Папа был истинным джентльменом, а джентльмены так не выражаются.
Вальтер вскарабкался на шезлонг и прижался к маме.
– Иди, Штефан, – повторил отец. – Иди.
Штефан подхватил тяжелую пишущую машинку и проскользнул с ней мимо материнского кресла на колесах, пока отец не передумал. В кабинете, который был рядом с библиотекой, он поставил машинку на стол и принялся за работу, но, вытаскивая из каретки первую страницу, сообразил, что не взял чистую бумагу. С минуту он сидел, глядя через французское окно на улицу: вид был такой же, как из его спальни этажом выше – сквозь кроны деревьев. Вставив в каретку тот же лист, он стал печатать на обороте. Идти за бумагой в библиотеку не хотелось: вдруг больше не выпустят?

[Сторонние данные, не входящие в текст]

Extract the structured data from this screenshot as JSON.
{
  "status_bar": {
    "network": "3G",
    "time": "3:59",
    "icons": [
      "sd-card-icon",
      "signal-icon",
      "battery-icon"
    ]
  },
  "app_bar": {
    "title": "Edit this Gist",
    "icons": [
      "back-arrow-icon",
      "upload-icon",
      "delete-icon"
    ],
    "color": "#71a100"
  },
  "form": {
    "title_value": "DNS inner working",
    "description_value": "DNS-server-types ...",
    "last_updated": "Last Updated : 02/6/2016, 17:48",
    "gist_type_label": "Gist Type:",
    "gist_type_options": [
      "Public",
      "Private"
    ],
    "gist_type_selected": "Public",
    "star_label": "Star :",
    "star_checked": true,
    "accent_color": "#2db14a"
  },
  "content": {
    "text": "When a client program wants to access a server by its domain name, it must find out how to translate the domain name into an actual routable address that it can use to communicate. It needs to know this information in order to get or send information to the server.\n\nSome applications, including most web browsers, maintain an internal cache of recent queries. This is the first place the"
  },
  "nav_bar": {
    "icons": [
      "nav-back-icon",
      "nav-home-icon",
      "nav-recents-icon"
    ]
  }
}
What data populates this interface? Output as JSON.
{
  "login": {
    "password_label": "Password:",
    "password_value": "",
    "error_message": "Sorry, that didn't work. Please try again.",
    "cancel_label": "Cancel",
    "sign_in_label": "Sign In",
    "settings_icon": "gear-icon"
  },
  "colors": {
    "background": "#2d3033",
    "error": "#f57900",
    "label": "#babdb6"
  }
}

Добравшись до конца страницы, он перевернул ее снова и стал осторожно вбивать текст между строк, прислушиваясь в то же время к голосам в библиотеке. Да, похоже, тетя Лизль и его родители обсуждают что-то серьезное.
Штефан тихо открыл окно, выскользнул на балкон, беззвучно притворил за собой стеклянную створку и перелез через балюстраду на ветку дерева. Но полез не на крышу, как делал, когда ему хотелось полюбоваться на Вену при свете луны, – нет, он соскользнул на самый нижний сук и спрыгнул с него на землю, оказавшись между привратницкой и входной дверью. И замер. Где же Рольф? Почему сегодня никто не смотрит за входом? Хотя это уже не важно. Все равно в гости сегодня никто не придет.